The new dorm needs to set a clear example by being soundly built and open to the surrounding areas. To allow for the east-west pedestrian access the Master Plan demands, it must have ample outdoor and indoor communal space. That space must not be closed to the public as it is in Max Palevsky. Even replicating the semi-open B-J courtyard would be counter-productive in the long run.

We need a residence hall with character not just color. The simplest way to do that is to go up and build a genuine mixed-use structure. Here are just a few ideas:

-Plans already call for the building to be four to five floors. Why not avoid the problems of first-floor bedroom windows by devoting ground-level spaces (and underground space) to public use, and begin the private spaces of the dorm on the second floor?

-Instead of building the freestanding satellite athletic facility as in the Master Plan, such a facility inside the new dorm would be perfectly located to serve the growing South Campus residential population. If well designed, it could later be converted to other purposes with minimal effort. In a day and age when the average apartment building includes a gym, why shouldn’t a dorm?

-Large, comfortable rooms connected to the buildings interior courtyard and open to the student population could allow the lower building to serve as a sort of Reynolds Club South. Reading rooms, social areas and comfortable nooks would help foster a South Campus and a dorm community. Woodward Court showed us both that to be successful, such spaces should not be too big, and also that they should in fact work.

-Rafael Viñoly’s design for the new Graduate School of Business building offers another mixed-use idea for a new dorm: Lecture halls. As lecture halls don’t really need light, Viñoly ingeniously hides them below-grade, leaving the upper levels open for office and communal space.
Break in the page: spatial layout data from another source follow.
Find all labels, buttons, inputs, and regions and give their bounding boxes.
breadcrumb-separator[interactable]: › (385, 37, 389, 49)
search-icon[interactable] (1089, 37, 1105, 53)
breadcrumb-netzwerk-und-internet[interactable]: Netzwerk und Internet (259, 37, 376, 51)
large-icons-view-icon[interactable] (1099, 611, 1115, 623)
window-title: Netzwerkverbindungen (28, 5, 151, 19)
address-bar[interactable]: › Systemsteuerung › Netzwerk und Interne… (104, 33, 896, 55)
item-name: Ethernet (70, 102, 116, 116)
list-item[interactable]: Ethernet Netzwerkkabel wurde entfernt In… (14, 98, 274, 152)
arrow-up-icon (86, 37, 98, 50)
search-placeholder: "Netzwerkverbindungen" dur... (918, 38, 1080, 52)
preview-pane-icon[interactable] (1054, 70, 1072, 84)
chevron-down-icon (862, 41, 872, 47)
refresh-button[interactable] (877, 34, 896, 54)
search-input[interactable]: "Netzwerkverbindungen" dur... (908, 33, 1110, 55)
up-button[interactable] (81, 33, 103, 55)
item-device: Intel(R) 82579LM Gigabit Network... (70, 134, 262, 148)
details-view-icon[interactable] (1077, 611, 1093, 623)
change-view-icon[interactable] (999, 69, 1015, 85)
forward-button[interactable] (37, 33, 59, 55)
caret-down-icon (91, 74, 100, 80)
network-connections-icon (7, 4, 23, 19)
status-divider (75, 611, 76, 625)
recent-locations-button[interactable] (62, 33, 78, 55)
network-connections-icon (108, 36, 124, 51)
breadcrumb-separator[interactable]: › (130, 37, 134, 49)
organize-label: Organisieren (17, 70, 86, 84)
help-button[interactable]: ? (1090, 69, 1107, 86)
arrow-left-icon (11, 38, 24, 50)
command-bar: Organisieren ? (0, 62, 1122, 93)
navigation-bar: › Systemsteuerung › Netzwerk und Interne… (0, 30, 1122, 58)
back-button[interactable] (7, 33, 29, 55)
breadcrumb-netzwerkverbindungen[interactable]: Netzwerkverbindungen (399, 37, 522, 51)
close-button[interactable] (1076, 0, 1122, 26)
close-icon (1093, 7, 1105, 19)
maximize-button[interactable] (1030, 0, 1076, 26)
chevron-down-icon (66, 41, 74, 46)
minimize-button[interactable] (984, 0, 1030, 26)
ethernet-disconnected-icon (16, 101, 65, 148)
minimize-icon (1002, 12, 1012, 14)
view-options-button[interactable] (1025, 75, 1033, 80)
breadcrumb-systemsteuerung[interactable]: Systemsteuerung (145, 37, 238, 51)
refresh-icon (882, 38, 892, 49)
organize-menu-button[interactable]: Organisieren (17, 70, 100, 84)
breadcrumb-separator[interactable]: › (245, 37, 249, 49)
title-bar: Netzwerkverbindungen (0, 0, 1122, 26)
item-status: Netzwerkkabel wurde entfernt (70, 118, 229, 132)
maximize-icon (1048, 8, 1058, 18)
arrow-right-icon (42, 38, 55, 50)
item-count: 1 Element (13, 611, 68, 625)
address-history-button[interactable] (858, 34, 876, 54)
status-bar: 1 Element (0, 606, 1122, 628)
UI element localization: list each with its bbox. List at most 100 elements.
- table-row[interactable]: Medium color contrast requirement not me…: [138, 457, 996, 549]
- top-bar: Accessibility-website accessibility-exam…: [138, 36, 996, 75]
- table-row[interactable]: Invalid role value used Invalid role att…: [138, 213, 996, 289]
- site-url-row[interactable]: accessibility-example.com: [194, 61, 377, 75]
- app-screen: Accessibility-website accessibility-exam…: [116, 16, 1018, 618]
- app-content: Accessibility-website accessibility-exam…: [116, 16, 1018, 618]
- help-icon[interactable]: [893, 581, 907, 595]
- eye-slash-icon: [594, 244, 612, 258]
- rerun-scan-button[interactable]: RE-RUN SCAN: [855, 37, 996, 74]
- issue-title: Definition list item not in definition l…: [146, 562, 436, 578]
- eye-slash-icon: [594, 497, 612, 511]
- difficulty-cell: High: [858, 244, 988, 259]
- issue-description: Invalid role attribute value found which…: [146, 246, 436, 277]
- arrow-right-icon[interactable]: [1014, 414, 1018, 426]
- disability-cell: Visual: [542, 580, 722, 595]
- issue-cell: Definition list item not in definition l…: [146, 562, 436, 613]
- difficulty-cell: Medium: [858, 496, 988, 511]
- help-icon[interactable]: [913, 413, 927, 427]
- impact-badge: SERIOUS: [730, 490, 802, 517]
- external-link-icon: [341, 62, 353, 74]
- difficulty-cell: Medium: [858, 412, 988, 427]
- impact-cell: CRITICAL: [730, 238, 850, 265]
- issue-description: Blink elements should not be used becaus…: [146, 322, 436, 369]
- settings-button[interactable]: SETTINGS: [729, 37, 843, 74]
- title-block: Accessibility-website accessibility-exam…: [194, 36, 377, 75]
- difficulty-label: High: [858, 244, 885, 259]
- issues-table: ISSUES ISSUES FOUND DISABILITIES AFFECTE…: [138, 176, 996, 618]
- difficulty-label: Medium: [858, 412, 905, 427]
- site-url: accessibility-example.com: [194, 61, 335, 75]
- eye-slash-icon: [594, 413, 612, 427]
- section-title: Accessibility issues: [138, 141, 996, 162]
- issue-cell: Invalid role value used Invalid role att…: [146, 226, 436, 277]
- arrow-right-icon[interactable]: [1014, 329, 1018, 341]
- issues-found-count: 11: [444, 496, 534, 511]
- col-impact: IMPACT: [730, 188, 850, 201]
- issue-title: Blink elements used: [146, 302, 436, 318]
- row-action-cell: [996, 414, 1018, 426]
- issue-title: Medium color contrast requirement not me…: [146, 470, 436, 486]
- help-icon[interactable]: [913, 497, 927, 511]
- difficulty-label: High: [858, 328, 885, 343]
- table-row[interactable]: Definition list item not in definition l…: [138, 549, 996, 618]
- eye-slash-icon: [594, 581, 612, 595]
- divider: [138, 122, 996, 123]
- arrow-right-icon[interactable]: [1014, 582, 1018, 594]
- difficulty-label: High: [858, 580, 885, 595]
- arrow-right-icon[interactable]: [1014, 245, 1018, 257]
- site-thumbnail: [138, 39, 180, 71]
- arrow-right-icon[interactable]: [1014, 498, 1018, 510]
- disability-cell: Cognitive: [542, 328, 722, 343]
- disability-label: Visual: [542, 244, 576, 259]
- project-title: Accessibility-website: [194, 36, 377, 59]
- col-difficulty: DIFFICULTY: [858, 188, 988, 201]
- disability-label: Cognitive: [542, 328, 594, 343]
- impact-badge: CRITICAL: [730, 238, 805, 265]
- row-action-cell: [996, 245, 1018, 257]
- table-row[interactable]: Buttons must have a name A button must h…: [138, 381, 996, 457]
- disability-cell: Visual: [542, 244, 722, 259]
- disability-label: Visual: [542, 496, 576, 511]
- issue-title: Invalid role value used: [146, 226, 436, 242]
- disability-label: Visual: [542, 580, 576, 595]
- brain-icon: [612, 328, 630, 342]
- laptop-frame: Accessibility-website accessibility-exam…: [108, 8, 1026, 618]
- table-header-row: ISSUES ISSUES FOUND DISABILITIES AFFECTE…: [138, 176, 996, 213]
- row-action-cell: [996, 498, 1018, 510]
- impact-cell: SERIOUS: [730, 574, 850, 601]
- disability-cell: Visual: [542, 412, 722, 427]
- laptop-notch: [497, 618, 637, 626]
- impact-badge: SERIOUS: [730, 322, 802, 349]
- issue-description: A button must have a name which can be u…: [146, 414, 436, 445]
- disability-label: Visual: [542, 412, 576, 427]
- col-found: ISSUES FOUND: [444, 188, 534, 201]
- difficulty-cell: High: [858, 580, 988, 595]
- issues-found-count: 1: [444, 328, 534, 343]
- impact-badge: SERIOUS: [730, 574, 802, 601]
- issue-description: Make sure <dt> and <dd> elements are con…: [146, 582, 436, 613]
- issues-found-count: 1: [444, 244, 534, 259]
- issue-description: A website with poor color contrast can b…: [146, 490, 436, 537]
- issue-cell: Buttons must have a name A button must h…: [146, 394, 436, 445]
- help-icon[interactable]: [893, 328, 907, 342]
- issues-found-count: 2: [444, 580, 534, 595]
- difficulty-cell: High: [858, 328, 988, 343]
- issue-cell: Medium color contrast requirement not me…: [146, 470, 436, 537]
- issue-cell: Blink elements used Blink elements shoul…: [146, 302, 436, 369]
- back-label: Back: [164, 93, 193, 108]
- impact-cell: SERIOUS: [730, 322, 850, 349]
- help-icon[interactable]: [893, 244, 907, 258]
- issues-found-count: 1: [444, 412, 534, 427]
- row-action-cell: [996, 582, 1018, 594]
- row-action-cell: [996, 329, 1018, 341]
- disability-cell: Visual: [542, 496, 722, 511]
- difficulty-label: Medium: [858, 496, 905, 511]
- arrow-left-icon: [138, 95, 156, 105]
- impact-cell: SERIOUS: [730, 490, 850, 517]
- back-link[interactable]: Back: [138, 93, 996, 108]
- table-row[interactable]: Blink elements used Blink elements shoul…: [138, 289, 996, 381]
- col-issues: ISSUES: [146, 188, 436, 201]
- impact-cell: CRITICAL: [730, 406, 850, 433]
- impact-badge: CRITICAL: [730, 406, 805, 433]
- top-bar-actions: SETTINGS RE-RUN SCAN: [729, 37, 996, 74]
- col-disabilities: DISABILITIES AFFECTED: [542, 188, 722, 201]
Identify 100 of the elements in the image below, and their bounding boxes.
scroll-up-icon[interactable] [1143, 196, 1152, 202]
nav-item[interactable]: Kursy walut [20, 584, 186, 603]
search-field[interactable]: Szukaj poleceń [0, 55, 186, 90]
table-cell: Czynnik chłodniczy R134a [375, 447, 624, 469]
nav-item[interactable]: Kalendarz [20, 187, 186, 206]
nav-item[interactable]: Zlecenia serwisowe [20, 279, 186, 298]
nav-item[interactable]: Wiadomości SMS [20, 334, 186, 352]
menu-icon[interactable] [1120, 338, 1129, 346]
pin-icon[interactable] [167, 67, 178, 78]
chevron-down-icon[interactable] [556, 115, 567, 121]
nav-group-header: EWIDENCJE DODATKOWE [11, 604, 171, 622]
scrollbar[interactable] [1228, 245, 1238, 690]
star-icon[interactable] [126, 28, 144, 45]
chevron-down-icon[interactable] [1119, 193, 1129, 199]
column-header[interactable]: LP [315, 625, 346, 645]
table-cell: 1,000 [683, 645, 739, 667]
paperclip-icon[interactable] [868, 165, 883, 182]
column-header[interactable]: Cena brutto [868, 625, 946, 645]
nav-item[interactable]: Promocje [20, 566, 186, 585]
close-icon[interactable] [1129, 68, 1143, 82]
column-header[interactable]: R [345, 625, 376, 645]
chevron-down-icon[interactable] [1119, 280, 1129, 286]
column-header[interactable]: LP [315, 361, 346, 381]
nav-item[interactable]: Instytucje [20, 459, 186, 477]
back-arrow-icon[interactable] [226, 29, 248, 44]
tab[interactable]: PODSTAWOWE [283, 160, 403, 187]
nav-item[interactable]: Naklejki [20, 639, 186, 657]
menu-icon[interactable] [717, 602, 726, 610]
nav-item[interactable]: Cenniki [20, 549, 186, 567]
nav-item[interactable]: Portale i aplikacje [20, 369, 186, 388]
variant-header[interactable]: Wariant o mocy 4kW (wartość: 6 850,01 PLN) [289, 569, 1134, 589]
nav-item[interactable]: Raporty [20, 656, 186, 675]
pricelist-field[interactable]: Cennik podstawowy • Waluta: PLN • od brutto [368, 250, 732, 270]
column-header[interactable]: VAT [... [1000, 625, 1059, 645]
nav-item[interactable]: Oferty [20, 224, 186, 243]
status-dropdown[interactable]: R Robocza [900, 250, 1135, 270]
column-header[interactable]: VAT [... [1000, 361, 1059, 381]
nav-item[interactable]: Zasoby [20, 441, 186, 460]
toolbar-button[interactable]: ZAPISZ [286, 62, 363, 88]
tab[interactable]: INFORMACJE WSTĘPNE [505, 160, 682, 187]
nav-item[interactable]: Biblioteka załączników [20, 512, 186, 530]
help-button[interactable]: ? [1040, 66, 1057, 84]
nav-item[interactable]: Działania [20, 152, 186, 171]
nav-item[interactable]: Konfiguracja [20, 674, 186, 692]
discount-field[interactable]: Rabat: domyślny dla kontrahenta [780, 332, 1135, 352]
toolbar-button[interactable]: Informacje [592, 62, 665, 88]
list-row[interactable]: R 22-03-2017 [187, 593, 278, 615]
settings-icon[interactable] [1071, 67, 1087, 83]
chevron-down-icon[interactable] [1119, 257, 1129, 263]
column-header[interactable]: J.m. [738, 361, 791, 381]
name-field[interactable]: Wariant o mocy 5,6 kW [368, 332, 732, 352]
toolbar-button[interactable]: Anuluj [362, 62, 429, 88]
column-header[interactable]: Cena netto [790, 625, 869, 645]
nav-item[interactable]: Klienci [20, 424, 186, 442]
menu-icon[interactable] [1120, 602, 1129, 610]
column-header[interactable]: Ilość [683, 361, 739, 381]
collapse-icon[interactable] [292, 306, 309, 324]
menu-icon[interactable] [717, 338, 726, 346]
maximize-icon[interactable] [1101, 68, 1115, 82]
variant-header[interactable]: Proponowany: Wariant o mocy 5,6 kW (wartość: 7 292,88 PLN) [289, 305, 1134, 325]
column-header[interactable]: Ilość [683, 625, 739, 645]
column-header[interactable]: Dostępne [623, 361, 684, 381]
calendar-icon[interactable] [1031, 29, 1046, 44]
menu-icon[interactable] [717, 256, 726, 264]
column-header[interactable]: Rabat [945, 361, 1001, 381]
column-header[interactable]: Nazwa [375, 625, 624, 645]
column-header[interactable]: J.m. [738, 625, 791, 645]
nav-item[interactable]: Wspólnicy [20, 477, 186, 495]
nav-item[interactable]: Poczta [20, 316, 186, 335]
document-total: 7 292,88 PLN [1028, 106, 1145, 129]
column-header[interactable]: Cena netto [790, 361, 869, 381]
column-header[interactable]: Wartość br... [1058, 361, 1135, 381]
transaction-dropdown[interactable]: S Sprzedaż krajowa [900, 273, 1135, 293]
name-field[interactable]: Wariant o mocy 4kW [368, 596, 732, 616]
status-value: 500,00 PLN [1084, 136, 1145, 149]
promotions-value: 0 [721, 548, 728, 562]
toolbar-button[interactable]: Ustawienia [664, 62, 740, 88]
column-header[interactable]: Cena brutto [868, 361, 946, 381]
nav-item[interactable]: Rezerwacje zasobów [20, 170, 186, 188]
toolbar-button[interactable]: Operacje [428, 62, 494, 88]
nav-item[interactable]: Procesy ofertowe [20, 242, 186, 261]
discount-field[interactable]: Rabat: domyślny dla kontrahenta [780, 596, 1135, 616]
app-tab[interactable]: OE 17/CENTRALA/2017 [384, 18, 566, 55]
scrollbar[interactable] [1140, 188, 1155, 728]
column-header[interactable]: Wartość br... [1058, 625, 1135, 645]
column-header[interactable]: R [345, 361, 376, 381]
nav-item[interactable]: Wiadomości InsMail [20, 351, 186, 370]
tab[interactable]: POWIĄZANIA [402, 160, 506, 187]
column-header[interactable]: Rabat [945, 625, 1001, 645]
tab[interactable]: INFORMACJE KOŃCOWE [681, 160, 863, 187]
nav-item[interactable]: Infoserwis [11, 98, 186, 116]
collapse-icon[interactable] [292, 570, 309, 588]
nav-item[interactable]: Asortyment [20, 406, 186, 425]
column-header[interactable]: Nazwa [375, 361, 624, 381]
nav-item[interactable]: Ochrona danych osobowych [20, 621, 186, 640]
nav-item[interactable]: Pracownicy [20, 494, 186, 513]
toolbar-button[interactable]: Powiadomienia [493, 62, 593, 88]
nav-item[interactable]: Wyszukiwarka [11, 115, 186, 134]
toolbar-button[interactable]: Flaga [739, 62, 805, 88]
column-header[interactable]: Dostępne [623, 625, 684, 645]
A few lecture halls beneath the new dorm would ease the academic space shortage a little bit, and add another perk to living across the Midway.

These are just a few ideas as to how the University can diversify its new residence hall and start “The Second Decade” on the right foot. Obviously there are technical and zoning issues involved in building a residence hall, but that hasn’t stopped us before. Right now, nothing is final, and so we must take every possibility into account.

It is equally important that when the board of trustees does approve a plan, it puts all of its power behind it. Good buildings cost money to design well and money to build well. If the University spends wisely now, the financial benefits in the future will be enormous. Another run-of-the-mill dorm makes us no better than Northwestern, while an ingeniously designed building provides fertile ground for intellectual growth.

[POSTSCRIPT: Can we call a moratorium on naming buildings after donors for a while? Why not name this new dorm after someone who brought real vision to this University and has yet to be honored with a building? Why not call it Robert Maynard Hutchins Hall?]